The United States Oil Fund (NYSEArca: USO), which tracks West Texas Intermediate crude oil futures, and the United States Brent Oil Fund (NYSEArca: BNO), which tracks Brent crude oil futures, jumped an average of 7% last month.

Not surprisingly, the Organization of Petroleum Exporting Countries (OPEC) played a pivotal role in oil’s April surge.

Current OPEC compliance with production cut plans remains above their historical average, and it usually takes between two to three quarters for inventories to normalize after the cuts. While demand has yet to catch up to elevated supplies, rebounding economies in Europe and steady economic growth in the U.S. could prompt more upside for oil this year.
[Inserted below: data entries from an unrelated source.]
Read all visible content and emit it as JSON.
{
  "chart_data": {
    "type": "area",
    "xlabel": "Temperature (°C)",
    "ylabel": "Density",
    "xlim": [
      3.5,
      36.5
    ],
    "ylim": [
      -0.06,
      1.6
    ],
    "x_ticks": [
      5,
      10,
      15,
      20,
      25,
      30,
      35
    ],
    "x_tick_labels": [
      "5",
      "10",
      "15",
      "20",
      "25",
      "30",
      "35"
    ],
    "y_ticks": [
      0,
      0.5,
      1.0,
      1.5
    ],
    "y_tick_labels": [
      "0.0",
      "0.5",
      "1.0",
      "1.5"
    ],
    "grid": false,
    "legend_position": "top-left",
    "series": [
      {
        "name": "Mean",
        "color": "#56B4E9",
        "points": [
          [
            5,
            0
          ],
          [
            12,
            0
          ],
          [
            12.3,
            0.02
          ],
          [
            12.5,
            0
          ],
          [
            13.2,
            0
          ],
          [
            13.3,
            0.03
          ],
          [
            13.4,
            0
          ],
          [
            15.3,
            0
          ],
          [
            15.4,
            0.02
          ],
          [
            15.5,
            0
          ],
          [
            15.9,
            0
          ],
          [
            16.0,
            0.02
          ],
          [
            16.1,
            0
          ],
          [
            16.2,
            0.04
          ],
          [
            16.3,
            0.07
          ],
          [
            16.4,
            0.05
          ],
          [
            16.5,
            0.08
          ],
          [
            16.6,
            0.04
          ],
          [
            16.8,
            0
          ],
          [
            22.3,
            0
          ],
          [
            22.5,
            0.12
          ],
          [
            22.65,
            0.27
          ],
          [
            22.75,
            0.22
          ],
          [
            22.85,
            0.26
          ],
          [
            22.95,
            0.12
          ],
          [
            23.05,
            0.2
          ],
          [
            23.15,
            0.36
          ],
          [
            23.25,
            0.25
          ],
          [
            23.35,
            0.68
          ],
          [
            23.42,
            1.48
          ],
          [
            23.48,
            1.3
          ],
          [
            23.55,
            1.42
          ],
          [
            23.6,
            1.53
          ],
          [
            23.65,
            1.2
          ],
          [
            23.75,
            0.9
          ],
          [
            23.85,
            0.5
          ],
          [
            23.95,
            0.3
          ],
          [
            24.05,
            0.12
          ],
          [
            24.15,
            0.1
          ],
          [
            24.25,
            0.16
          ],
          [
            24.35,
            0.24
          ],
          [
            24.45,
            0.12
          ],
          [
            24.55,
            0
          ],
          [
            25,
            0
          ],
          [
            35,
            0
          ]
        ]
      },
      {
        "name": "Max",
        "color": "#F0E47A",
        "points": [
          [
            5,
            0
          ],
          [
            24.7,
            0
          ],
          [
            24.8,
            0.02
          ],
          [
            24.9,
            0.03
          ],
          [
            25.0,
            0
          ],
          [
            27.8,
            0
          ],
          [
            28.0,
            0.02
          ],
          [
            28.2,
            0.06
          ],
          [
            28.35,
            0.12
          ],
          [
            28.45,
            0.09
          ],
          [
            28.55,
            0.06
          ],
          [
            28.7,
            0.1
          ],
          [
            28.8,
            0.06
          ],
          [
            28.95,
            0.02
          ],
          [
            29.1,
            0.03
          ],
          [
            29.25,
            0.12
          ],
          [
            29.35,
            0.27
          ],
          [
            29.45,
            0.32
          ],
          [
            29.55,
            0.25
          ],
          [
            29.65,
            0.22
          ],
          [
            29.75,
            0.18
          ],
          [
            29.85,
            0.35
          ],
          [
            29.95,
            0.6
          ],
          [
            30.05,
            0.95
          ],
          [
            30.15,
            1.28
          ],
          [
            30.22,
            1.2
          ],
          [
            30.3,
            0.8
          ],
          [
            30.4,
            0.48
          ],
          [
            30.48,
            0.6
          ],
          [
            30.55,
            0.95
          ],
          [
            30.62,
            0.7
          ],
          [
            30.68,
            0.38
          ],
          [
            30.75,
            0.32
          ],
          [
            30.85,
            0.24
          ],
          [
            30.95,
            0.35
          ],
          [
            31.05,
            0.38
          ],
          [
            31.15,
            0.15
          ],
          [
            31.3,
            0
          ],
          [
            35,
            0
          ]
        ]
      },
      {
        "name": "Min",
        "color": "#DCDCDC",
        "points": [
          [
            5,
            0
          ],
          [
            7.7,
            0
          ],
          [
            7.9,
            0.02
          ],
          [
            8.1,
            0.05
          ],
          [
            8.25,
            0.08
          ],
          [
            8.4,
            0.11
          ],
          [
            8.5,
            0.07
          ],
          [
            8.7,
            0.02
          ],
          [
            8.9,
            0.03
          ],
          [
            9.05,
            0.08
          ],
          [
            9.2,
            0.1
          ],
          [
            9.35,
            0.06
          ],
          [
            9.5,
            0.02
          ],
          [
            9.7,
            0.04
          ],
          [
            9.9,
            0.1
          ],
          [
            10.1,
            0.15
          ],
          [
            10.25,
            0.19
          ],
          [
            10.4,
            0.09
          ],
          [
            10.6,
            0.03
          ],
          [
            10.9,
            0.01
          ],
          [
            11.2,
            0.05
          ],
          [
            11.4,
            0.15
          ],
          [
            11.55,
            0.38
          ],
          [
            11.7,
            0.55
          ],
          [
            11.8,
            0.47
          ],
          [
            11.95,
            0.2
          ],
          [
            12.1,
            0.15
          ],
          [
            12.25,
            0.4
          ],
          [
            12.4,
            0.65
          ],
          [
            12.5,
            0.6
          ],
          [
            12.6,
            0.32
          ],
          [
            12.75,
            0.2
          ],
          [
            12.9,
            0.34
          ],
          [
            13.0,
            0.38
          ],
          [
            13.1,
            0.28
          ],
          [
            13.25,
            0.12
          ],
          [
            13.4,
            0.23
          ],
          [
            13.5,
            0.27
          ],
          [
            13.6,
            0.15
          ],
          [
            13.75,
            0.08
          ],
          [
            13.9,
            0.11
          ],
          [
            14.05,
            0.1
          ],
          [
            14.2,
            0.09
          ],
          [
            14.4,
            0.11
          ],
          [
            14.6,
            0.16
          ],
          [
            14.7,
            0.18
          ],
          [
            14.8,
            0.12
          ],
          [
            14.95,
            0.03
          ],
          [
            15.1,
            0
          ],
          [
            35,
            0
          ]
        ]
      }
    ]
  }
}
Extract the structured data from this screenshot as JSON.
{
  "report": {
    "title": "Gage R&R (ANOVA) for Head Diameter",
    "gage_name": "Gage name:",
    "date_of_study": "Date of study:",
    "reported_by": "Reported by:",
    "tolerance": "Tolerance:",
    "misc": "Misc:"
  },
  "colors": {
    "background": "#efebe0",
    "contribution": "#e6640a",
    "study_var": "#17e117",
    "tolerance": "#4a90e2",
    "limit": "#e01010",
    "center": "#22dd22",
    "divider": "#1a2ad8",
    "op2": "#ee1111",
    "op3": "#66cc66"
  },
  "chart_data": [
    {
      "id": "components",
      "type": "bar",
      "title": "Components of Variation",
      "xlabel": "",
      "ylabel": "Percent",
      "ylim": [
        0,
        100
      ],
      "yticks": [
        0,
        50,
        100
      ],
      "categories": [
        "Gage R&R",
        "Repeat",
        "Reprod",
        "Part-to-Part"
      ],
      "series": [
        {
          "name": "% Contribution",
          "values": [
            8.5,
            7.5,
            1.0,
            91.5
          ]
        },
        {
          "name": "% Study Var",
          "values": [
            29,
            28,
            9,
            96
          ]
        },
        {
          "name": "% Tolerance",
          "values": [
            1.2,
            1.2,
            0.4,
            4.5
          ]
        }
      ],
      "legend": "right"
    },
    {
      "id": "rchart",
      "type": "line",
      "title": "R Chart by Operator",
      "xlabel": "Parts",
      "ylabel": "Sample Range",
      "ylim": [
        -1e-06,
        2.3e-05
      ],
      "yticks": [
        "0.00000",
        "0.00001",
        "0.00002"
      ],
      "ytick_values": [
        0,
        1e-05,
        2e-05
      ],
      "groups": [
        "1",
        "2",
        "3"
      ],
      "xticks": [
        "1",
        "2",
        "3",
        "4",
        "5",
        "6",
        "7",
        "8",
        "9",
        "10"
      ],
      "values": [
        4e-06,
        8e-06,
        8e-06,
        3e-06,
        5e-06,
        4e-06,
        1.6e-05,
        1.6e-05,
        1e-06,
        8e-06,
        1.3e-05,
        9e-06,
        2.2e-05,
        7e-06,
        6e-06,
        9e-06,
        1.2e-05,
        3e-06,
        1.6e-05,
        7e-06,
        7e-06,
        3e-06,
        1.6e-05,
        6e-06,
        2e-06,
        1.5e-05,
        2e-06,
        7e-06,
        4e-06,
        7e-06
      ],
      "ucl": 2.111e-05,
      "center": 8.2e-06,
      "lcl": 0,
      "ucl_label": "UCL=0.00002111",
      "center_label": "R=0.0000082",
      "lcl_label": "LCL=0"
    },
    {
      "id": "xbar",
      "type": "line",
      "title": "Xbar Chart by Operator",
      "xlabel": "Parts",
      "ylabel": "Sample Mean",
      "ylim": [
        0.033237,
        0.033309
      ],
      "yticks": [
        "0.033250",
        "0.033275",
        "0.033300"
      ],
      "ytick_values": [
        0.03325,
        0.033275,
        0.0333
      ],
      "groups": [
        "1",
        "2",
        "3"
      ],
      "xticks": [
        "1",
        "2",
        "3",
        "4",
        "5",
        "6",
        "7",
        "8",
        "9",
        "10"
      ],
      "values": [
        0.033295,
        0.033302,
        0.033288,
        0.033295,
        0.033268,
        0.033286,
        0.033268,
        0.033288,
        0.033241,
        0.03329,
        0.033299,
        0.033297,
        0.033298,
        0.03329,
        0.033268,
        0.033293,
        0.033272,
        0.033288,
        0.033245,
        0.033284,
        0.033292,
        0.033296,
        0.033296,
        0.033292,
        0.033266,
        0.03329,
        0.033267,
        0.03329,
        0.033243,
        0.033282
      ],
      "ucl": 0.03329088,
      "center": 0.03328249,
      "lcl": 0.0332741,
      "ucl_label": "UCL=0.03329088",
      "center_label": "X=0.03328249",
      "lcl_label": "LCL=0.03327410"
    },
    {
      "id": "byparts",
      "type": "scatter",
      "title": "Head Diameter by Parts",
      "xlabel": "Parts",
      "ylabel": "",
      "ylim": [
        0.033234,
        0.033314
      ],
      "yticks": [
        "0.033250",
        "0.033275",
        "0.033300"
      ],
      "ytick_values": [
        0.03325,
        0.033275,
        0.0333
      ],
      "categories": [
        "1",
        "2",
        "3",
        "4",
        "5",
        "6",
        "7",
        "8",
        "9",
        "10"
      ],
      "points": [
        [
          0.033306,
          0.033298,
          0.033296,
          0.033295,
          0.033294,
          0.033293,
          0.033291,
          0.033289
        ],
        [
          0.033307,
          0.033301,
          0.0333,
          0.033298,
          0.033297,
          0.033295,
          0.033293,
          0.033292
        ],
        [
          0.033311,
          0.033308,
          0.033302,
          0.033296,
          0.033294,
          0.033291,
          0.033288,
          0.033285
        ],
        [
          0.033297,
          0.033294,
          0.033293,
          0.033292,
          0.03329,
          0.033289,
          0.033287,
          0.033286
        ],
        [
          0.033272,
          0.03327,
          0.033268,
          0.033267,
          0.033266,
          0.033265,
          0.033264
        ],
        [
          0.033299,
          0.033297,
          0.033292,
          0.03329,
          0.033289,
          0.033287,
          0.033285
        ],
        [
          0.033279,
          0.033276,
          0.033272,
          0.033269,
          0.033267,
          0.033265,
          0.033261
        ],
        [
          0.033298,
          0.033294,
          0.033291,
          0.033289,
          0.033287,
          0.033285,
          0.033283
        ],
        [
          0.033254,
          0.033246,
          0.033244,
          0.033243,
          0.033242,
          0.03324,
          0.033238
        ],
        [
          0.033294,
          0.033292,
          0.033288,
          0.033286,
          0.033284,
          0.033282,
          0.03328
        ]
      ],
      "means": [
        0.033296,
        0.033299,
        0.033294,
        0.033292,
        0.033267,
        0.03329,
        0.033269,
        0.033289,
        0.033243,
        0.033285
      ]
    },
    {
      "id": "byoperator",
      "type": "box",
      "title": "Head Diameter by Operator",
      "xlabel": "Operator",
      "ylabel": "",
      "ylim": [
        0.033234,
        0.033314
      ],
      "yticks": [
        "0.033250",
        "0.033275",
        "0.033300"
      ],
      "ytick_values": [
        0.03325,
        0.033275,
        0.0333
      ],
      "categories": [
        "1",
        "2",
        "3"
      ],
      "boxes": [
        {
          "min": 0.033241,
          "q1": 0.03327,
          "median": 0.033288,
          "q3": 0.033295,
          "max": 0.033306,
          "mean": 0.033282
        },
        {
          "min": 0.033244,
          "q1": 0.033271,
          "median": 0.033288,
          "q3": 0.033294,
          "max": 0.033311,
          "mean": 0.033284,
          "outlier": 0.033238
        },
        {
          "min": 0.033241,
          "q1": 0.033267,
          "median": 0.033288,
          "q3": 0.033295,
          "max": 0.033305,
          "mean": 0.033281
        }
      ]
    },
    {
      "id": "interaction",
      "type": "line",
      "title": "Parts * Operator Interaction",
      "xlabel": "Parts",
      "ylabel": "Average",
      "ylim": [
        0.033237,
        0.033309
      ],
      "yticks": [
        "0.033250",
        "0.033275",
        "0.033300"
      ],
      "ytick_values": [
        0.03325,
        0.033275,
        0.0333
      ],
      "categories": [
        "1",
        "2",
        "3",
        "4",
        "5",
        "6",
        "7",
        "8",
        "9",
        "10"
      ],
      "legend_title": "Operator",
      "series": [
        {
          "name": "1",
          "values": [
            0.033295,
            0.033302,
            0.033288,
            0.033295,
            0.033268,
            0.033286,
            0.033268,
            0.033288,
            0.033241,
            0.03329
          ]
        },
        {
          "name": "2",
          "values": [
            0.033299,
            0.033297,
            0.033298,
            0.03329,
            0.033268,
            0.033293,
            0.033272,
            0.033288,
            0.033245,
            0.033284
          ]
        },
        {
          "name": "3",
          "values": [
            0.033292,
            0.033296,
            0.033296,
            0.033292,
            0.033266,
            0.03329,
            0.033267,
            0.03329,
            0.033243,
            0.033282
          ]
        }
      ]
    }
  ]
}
“Compliance with the OPEC/non-OPEC deal hit yet another record high because of a 70,000-bpd dip in April, putting collective production levels at 32.12 million barrels per day (mb/d),” reports OilPrice.com. “The losses are largely the result of ongoing declines in Venezuela, plus deteriorating production from aging oil fields in Angola. The strong cohesion among OPEC’s other members helped push the group’s compliance rate in April jumped to 162 percent, according to a Reuters survey, up slightly from March.”

Inside The OPEC Catalyst

OPEC’s ability to be unified in its output reduction efforts is crucial at a time when Russia, the world’s largest producer; and the U.S. are pumping oil at near record levels.